While the digital ad business is growing handily for Google and Facebook, Re/Code reports that the rest of the digital ad business is shrinking, as noted by Jason Kint of Digital Content Next, a trade group for digital publishers. He estimates that Google had 60 percent of the ad market’s growth over the past year, and Facebook had 43 percent—adding up to 103 percent, meaning the rest of the market got smaller. Those numbers are taken from Facebook and Google’s public statements and IAB’s numbers from a survey.
Mobile is becoming the key path for people going online, especially around the world. As the smartphones are dropping in price, their appeal is reaching the billions who could not afford more expensive devices—and had never dreamed of owning a computer. The growth in mobile is happening in India, in Southeast Asia, in Africa—and that’s driving the growth in the advertising business as well.

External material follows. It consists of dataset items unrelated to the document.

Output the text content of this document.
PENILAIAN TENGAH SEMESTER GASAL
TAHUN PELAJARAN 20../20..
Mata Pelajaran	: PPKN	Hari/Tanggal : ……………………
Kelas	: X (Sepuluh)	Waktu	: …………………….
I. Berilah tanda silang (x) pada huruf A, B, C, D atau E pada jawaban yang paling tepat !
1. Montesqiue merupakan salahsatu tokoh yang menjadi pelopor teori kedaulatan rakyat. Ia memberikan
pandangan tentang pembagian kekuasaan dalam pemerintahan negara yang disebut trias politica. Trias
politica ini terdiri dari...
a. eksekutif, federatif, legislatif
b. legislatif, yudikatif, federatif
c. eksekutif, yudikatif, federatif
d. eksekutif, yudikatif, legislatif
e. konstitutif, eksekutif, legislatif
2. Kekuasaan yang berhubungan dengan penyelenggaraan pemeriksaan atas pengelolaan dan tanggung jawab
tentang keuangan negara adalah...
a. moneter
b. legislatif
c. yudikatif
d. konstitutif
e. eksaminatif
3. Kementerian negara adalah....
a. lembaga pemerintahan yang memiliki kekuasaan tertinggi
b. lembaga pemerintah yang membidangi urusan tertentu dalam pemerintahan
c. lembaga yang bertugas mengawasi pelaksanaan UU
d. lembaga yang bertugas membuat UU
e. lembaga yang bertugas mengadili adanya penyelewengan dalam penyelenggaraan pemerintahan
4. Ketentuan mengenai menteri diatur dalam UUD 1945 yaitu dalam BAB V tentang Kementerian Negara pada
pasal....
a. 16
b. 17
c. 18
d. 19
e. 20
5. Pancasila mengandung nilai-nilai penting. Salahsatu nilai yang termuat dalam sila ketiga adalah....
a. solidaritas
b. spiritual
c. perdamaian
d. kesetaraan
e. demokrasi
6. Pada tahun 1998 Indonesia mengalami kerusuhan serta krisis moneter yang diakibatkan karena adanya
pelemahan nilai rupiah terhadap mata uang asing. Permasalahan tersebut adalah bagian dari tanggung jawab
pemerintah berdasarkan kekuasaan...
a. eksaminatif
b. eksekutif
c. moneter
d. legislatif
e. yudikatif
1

Marketers are gaining unprecedented reach for their goods and services, with incredible amounts of data along with that reach. Increasingly, access to those markets is running through Google and Facebook, though other players like Snapchat seem to be doing well. Google is best at capturing purchase intent with search, while Facebook is best at the other end of the marketing funnel generating brand awareness.
Marketers should focus on these two ad leaders for the foreseeable future, unless some serious changes start to shake down.